Explain the process of a money market hedge for a foreign currency obligation. a
ID: 2736093 • Letter: E
Question
Explain the process of a money market hedge for a foreign currency obligation. a. Estimate the size of your contractual foreign currency obligation. Buy that much foreign currency at the spot rate, pay early. b. Estimate the size of your foreign currency obligation. Buy enough call options to meet this obligation. At maturity, exercise the calls. c. Estimate the size of your contractual foreign currency obligation in dollars using the forward rate. Find the present value of that using the U.S. dollar interest rate. Buy the present value of the foreign currency obligation at the spot exchange rate. Invest the proceeds at the foreign currency interest rate. d. Estimate the size and timing of your contractual foreign currency obligation. Find the present value of the obligation using the foreign currency discount rate.
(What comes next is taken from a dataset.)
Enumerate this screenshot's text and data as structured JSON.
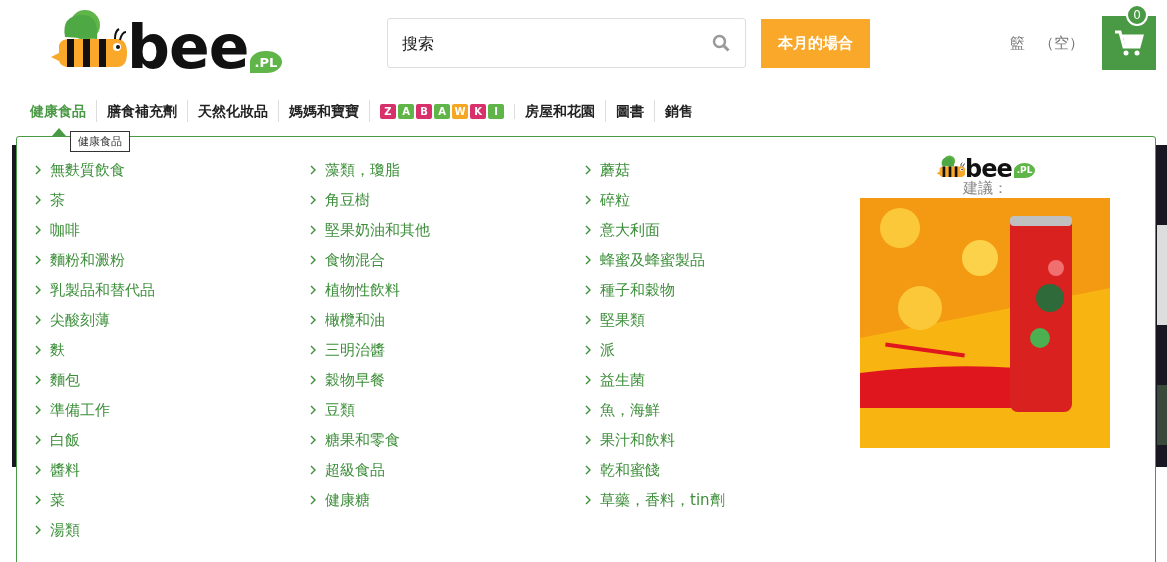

Buy the present value of the foreign currency obligation at the spot exchange rate. Invest the proceeds at the foreign currency interest rate.
Explanation / Answer
Answer:d Estimate the size and timing of your contractual foreign currency obligation. Find the present value of the obligation using the foreign currency discount rate. Buy the present value of the foreign currency obligation at the spot exchange rate. Invest the proceeds at the foreign currency interest rate.